Bouncing back

$1.6 million NIH grant awarded to team from Engineering, School of Medicine to study loss of motion after injury

The National Institutes of Health (NIH) recently awarded a research team at Washington University $1.6 million to study the loss of motion after a joint injury. It's hoped the project, starting with animal models such as the elbow (shown above), will lead to better treatment options in the future for patients.

Recovery after a traumatic or overuse injury isn’t a one-size-fits-all approach. Even after fractures have healed, soft tissue injuries often take far longer to resolve and, for some patients, full range of motion might never fully return.

A team of researchers at Washington University in St. Louis seeks to better understand joint contracture — or loss of motion — after an injury. The National Institutes of Health (NIH) recently awarded them a five-year, $1.6 million grant to continue their research and develop a combined treatment option using drug treatment and physical therapy to better restore range of motion following injury.

“We’re focusing on the elbow because this is a particularly challenging joint to heal,” said Spencer Lake, assistant professor of mechanical engineering & materials science in the School of Engineering & Applied Science. “These injuries are difficult to predict and treat.”

Lake and his collaborators at the School of Medicine — Aaron Chamberlain, MD, assistant professor of orthopedic surgery, and Ken Schechtman, associate professor of biostatistics — are using an animal model to study elbow joint contracture and identify which soft tissues contribute to range of motion loss. The research team will build upon previous work by evaluating how medications and physical therapy can improve recovery.

“Each of these injuries is different, and each patient responds differently,” Lake said. “The elbow is especially unpredictable. You could have two patients with seemingly similar injuries: One may regain full range of motion while one might end up with a very contracted joint. We are hoping to identify key principles regarding prevention of joint contracture from our animal model that can be applied and transferred to patients for better treatment.”

Lake and his collaborators will focus on two drugs during their continuing research: one called losartan, typically is used to treat high blood pressure, and the other, simvastatin, is prescribed to treat high cholesterol. Both medications are FDA-approved and have shown off-target effects in other soft tissues, including unexpected benefits to tissue healing.

“The clinical application of these drugs has nothing to do with contracture,” Lake said. “Other studies have shown they have unintended, anti-fibrotic effects following injury. In preliminary studies in our lab, we observed a positive effect using these drugs in our model, so we’ll explore them in much more detail.”

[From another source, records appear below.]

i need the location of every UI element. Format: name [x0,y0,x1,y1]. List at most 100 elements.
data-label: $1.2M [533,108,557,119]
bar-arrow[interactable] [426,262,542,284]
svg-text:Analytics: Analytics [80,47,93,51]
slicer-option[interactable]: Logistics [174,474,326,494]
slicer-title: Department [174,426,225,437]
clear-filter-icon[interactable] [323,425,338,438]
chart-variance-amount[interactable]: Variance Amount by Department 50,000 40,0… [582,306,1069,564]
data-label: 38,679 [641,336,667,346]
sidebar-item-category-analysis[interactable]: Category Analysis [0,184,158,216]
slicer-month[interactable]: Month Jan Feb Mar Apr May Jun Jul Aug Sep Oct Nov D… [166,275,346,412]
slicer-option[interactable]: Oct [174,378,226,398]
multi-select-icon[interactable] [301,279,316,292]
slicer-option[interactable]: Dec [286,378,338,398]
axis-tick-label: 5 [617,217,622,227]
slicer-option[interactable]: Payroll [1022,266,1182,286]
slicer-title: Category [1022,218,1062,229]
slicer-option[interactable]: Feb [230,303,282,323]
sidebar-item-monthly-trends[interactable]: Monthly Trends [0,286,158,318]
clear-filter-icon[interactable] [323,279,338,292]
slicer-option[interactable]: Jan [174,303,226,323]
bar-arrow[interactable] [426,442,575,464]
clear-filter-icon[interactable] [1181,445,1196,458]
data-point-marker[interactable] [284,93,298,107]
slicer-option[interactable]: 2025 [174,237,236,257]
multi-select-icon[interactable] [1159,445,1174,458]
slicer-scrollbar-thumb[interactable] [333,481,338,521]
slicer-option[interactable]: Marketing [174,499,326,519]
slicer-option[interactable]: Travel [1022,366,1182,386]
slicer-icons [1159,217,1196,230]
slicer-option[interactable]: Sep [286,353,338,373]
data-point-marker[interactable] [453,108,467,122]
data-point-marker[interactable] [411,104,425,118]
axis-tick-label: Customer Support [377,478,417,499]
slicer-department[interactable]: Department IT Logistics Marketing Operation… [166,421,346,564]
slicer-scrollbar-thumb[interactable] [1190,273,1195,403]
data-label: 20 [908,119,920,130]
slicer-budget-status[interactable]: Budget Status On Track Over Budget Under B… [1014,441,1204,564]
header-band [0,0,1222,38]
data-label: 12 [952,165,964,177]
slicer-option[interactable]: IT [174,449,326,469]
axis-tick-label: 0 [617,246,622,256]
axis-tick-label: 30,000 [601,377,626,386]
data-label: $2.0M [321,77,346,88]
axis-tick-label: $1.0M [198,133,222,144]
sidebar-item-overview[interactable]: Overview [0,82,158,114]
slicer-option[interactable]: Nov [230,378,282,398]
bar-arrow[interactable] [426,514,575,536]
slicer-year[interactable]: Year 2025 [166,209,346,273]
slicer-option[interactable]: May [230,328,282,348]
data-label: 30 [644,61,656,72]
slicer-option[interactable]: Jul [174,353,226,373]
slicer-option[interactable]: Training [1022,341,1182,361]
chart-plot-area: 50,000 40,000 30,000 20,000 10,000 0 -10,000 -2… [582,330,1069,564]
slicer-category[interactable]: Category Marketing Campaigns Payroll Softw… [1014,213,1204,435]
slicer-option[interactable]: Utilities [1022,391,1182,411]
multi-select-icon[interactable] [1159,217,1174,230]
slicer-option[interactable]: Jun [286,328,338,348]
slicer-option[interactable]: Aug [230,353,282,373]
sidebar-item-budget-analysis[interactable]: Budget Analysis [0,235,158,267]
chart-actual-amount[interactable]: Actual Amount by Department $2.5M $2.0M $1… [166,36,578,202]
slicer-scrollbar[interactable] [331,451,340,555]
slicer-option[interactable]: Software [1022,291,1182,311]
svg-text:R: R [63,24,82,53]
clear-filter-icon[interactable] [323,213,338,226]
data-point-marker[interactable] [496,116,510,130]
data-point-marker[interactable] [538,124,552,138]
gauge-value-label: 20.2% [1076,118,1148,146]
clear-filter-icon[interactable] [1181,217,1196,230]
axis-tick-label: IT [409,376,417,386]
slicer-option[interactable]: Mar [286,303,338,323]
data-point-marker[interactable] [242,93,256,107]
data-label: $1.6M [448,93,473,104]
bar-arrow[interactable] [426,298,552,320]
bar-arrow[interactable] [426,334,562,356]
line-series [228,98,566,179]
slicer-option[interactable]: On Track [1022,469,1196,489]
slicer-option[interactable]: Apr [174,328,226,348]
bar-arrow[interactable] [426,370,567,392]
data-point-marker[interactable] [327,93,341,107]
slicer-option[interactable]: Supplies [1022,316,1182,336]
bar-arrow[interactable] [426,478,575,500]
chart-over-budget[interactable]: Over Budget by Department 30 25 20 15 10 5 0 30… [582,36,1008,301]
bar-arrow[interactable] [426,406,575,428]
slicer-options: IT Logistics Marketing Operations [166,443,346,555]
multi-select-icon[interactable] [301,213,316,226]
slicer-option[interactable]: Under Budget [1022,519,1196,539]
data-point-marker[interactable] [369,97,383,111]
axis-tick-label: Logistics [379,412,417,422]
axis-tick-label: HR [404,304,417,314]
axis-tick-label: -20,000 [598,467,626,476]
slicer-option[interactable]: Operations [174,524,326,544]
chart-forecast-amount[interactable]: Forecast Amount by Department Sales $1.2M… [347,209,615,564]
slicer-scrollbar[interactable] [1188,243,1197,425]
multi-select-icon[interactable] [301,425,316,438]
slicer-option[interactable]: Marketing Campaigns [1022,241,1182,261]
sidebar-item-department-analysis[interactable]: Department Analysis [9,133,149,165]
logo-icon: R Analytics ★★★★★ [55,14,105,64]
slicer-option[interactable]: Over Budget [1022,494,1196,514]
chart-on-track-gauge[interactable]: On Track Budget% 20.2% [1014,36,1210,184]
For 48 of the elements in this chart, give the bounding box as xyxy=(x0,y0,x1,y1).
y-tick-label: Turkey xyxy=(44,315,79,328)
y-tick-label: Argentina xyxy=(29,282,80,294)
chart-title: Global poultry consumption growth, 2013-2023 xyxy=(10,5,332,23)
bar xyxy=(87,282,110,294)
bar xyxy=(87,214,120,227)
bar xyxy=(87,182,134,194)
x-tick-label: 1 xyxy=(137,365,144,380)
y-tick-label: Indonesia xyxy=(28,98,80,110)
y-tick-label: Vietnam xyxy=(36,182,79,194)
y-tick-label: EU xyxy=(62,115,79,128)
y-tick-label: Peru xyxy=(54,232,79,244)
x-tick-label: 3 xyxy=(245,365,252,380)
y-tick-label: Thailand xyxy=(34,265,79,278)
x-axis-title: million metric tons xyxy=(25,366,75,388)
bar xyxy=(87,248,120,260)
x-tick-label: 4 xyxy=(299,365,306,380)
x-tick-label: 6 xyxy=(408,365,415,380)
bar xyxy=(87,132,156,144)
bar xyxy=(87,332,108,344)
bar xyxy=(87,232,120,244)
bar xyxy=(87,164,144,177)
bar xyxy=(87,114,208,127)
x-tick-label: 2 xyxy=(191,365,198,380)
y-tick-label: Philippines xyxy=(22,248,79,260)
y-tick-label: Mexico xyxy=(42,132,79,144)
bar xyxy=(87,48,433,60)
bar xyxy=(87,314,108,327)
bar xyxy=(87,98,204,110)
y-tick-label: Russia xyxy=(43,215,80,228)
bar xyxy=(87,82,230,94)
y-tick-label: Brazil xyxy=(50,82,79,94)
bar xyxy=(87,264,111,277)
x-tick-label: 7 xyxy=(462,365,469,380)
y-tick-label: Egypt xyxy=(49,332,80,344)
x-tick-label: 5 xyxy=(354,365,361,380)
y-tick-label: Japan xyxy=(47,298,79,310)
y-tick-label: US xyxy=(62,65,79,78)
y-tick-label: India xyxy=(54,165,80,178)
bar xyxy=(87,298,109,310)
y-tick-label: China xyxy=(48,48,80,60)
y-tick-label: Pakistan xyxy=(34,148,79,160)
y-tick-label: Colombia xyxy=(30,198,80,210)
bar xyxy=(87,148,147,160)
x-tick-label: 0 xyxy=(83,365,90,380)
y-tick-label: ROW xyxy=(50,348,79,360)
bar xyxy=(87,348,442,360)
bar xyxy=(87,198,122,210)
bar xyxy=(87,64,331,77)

This project also will investigate active exercise as a form of physical therapy, as well as whether either of the drugs plus physical therapy can provide synergistic beneficial effects. Once the treatment protocol is further refined, Lake hopes it could be used for other joints of the body that are also prone to injury.

“We are confident that the things we learn about how the elbow joint responds to treatment will be applicable to other joints, including contracture of the shoulder and knee,” Lake said.